Did Jew Who Triggered Kristallnacht Survive Nazi Era After All?

Graphic by Angelie Zaslavsky
— A photo found in Vienna suggests that Herschel Grynszpan, whose murder of a German diplomat in 1938 was used as a pretext to launch the Kristallnacht pogrom 78 years ago this week, may have survived World War II.
It was previously believed that Grynszpan, a Jew of Polish background who was 17 when he shot Ernst vom Rath in Paris on Nov. 7, 1938, had either been executed or died of an illness between 1942 and 1945 while held in a German prison. Von Rath died of his wounds two days after the shooting.
Christa Prokisch, archive director at the Vienna Jewish Museum, found a photo in which a man who strongly resembles Grynszpan is seen in a postwar displaced persons camp.

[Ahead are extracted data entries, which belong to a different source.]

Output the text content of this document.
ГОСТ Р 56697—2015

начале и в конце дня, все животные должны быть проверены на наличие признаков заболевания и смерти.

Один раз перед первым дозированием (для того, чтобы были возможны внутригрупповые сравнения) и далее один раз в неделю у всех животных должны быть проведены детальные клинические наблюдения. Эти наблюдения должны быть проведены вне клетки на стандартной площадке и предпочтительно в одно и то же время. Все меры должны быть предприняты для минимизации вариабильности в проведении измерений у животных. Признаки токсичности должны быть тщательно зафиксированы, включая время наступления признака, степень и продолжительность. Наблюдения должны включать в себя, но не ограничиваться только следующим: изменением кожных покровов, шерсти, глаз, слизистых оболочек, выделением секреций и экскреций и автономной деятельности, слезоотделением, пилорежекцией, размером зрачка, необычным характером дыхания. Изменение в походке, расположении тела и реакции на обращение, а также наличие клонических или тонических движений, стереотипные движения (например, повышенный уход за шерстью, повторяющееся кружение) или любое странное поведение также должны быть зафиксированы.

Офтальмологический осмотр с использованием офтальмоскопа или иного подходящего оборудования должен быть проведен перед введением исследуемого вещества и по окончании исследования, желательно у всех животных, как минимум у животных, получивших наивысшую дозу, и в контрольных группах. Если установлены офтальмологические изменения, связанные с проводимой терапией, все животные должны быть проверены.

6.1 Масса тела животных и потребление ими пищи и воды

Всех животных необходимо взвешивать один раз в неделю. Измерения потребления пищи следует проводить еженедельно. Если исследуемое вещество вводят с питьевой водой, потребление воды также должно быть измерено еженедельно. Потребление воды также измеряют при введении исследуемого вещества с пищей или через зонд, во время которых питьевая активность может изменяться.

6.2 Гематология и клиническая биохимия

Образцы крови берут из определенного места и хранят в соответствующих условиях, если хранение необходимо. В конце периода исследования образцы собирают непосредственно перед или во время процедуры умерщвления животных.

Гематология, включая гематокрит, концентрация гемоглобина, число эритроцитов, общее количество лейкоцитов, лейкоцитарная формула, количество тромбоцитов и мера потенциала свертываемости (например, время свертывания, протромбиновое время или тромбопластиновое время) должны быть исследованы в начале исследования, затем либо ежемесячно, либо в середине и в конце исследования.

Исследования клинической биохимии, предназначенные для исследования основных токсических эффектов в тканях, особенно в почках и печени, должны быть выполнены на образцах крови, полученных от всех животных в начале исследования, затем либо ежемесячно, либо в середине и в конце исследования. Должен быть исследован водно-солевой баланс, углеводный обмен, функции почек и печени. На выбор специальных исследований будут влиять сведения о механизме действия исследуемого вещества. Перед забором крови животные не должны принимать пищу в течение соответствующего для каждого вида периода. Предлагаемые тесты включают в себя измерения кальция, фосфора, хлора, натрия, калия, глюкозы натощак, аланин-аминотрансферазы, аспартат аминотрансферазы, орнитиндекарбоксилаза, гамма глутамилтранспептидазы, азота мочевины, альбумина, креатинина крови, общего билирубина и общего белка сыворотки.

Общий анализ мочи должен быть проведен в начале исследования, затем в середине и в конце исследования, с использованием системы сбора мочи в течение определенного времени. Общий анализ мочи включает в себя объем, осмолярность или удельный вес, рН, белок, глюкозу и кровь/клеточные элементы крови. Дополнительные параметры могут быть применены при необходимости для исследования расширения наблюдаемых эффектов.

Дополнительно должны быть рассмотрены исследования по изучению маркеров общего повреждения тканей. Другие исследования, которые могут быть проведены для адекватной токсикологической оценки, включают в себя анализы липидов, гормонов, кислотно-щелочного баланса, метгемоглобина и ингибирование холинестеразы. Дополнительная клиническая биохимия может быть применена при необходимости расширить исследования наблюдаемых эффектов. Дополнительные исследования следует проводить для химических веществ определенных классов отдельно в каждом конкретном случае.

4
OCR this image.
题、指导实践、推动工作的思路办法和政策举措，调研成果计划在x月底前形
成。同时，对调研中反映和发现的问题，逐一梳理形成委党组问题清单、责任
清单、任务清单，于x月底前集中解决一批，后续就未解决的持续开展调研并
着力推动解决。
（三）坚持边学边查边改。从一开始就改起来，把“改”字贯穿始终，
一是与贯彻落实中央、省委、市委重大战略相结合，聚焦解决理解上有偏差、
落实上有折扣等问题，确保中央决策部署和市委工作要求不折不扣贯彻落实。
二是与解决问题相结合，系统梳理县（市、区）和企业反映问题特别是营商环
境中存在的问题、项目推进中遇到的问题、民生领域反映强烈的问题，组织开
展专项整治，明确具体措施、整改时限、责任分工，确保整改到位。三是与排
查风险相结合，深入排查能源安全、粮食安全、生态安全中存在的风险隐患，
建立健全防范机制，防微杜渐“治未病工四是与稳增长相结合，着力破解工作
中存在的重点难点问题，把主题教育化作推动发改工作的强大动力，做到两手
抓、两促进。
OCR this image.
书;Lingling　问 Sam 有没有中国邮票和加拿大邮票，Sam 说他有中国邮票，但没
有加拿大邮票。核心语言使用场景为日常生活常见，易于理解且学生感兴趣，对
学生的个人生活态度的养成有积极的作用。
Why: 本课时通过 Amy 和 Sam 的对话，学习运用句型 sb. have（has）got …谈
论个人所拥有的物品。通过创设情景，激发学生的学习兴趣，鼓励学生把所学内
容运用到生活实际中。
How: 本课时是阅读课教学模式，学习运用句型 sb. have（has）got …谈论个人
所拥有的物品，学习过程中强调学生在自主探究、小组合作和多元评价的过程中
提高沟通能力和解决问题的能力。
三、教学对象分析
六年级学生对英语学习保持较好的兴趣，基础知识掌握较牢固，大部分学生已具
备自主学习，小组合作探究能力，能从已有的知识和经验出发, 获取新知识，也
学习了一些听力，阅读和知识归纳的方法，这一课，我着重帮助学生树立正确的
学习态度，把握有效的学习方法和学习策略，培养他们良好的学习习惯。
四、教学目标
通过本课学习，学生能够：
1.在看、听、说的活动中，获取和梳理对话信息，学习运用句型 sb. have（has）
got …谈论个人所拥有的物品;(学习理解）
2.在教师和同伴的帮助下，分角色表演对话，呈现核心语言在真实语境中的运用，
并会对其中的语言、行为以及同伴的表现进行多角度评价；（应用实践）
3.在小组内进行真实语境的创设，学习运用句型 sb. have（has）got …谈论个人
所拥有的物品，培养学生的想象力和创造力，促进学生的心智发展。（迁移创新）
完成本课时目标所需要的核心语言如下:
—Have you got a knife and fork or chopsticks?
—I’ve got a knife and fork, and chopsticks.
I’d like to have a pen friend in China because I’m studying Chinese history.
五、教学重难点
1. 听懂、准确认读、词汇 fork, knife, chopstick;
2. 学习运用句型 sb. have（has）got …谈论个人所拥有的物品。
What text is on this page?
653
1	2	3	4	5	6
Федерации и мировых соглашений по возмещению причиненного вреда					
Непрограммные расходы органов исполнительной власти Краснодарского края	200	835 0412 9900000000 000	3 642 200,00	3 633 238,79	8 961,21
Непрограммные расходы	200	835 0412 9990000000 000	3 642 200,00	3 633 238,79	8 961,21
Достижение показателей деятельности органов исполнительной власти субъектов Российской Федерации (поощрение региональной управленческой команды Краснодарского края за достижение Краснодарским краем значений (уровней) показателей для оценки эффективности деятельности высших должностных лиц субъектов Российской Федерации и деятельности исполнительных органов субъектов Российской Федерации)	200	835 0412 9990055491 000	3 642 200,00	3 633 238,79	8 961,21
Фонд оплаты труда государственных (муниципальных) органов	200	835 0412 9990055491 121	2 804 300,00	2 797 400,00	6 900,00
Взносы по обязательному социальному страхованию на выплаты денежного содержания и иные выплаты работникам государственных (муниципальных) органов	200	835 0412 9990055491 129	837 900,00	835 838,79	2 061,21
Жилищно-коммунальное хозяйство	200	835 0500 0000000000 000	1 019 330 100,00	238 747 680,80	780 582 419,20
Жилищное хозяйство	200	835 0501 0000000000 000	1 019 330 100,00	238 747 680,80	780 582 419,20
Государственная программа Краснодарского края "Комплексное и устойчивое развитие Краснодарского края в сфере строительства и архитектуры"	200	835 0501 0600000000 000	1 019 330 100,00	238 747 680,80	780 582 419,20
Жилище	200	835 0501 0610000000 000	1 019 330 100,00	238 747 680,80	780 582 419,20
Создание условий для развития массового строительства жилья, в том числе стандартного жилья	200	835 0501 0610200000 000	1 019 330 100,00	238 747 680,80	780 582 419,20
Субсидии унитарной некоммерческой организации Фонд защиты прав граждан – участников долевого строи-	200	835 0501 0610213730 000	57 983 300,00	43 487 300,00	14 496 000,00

The photo shows displaced persons demonstrating in 1946 against the British decision to bar Jewish immigration to Palestine.
Prokisch showed the photo to the German journalist Achim Fuhrer, author of a biography of Grynszpan, who agreed that the person in the unposed photo was probably Grynszpan. He told Focus magazine that Grynszpan’s exact fate remains unknown.
Grynszpan had said after his arrest that he was prompted by Germany’s deportation of his parents and 12,000 other Jews of Polish origin in August 1938.
Fuhrer told Focus magazine that if he survived, Grynszpan may have feared being tried for his murder of vom Rath or being associated with Kristallnacht, “The Night of Broken Glass.”
On the nights of Nov. 9 and 10, 1938, mobs in Germany, Austria and the Sudetenland attacked Jews, their homes and institutions. Nearly 100 Jews were murdered and hundreds injured, and some 30,000 were arrested and placed in concentration camps. At least 1,000 synagogues were destroyed.